Fort logiquement, il fallait s'attendre à une prise de son moderne, donc à un rendu de haut niveau une fois le mixage finalisé. Le résultat ne décevra pas, mais présente pourtant quelques sérieuses réserves sur lesquelles nous reviendront.
Comme sur de très nombreuses nouveautés de l'éditeur, le mixage se montre linéaire et peu démonstratif dans sa gestion des excès. Une forme de réalisme concertée et de coercition... En ce sens, les voies surround ne s'ouvriront que très peu, même sur les manifestations du public, et n'aborderont jamais la texture musicale de Metheny. L'essentiel de l'événement musical se situe sur l'arc frontal, où les sons se déplacent avec une agilité certes très légère et ouverte, mais sans pour autant là aussi, œuvrer vers un réinvestissement total de la scène sonore. La réponse en fréquence, élément primordial sur la reproduction d'un concert, se montre, Dieu merci, tout à fait à la hauteur, et n'escamote jamais vraiment les subtilités du guitariste. Les fréquences hautes filent et se diffusent avec aisance au coeur de la pièce d'écoute, de manière pénétrante et envoutante, épaulées par une zone médium ouverte, libre et fraîchement acérée. Le grave et le sous-grave, plus schématiques, desservent une partie des instruments avec une efficacité là aussi convaincante.

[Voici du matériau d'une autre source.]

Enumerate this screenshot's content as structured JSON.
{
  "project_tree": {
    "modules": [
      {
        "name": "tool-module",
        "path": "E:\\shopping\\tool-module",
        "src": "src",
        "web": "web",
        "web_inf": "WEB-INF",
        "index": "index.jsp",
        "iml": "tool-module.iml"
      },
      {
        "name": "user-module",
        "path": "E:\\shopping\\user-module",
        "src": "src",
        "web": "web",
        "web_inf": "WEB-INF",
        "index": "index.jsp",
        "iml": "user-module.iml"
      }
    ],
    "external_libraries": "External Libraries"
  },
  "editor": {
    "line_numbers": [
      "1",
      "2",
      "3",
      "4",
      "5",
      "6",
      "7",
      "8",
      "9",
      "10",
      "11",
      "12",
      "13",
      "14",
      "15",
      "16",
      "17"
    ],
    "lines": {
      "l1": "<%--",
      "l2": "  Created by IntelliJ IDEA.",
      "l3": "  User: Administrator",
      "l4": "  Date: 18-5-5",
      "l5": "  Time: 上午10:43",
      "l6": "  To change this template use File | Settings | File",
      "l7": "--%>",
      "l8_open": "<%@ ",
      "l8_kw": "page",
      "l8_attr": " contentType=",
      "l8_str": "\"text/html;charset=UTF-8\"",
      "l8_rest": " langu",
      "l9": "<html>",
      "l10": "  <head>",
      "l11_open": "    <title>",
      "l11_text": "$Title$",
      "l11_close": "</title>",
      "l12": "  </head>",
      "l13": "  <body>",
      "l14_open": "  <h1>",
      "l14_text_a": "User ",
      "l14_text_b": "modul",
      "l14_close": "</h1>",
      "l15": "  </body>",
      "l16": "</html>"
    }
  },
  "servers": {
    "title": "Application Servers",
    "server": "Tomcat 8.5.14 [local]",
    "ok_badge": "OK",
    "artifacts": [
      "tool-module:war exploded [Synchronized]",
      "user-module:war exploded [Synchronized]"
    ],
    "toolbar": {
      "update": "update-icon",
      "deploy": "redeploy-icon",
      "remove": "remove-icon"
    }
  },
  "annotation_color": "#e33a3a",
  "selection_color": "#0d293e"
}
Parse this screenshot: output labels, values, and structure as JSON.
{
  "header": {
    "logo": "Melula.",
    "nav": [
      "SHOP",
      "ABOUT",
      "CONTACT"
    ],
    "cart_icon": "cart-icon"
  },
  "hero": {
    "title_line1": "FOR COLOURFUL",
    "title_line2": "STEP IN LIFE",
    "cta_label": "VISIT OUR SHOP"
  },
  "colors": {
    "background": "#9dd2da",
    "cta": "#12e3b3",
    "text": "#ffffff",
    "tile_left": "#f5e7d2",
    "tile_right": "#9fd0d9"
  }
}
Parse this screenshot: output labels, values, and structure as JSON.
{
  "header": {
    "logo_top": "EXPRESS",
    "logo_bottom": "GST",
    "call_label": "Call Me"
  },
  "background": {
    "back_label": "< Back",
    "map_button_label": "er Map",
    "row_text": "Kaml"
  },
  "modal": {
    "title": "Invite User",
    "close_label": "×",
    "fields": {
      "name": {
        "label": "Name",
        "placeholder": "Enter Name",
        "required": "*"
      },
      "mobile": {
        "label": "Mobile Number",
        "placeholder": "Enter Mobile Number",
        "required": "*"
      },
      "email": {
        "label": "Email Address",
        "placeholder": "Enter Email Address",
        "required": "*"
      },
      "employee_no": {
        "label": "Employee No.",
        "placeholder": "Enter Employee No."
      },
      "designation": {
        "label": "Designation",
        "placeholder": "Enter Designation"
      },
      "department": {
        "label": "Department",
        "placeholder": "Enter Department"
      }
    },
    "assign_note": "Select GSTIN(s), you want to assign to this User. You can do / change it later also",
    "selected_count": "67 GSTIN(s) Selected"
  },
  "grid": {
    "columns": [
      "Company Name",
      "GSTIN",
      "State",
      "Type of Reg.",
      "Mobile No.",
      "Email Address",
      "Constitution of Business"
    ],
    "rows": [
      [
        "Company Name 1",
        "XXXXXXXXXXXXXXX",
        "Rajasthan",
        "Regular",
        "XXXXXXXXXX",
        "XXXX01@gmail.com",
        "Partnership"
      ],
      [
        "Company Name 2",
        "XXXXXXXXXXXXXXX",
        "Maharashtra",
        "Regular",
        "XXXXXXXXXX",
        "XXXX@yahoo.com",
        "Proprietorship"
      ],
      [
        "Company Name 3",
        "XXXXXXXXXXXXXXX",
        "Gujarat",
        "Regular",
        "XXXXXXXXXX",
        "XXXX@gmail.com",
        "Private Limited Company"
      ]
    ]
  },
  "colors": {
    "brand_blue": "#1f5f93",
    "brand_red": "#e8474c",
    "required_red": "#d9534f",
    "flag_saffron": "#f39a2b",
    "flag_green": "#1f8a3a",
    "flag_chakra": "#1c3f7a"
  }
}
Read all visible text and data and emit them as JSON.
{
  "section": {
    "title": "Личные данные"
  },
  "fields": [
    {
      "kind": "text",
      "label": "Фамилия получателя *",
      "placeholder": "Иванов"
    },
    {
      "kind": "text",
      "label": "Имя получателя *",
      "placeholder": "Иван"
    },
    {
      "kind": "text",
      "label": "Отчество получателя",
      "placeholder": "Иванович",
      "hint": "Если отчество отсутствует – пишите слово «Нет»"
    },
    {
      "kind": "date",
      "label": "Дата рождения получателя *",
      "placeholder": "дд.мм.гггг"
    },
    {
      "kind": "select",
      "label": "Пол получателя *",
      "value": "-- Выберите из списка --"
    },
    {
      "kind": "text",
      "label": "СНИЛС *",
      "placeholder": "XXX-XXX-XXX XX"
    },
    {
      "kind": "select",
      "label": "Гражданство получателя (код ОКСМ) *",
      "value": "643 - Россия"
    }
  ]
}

Le mixage se montre finalement minimaliste, et se contente de reproduire l'action scénique avec le plus de fidélité et le moins d'afféteries. Il en résulte une "vision sonore", ancrée au cœur des six enceintes actives, assez timorée sur le plan spatial, mais qui use de la répartition des masses sonores avec une belle efficacité. Jamais embrouillée ou surchargée sur certains points, la bande-son diffuse une forme de musicalité très ouverte et réalistement expressive.
La dynamique globale transcende le concert et offre une palette d'expressivité qui met en avant chaque instrument du groupe de manière physique et avec dimension. Le découpage de l'espace sonore se montre pointilleux et affiche une précision souvent remarquable. En d'autres termes, chaque instrument trouve son espace d'expression et ne se voit jamais masqué ou relégué à l'arrière-plan. Une tonalité jazzy s'empare du tout, et propose une fraîcheur musicale et une chaleur d'ambiance lisibles dans le son des instruments, et que el format DTS détoure quelque peu davantage. Mais cela sera malheureusement tout: en les deux codages, séparés par 4 dB, la messe est vite dite: en Dolby Digital, l'espace sonore se montre globalement performant, sans réelle distorsion, tandis qu'en DTS 5.1 (mi-débit), les instruments respirent avec un air peut-être davantage dispersé mais aussi plus propre et plus spacieux. La piste DTS répand davantage de chaleur sonore et offre une acoustique moins angulaire, plus fluide, qui sied naturellement mieux au spectacle ainsi qu'à son mode de diffusion.
Précision et contrastes (choix des instruments) caractérisent donc au mieux le mixage multicanaux de ce concert envoutant, que l'on spectacularisera bien volontiers en faisant grimper les décibels. Une expérience concluante à laquelle nous invitons, et qui permettra de bien mieux délier la scène frontale tout en exacerbant les qualités expressives de la prise de son... et décupler l'impact acoustique et la fidélité spectrale de la piste DTS. Point de panoramiques ou autres exploits acoustiques en 5.1, mais une scène sonore réaliste et authentique, fidèle et parfois saisissante.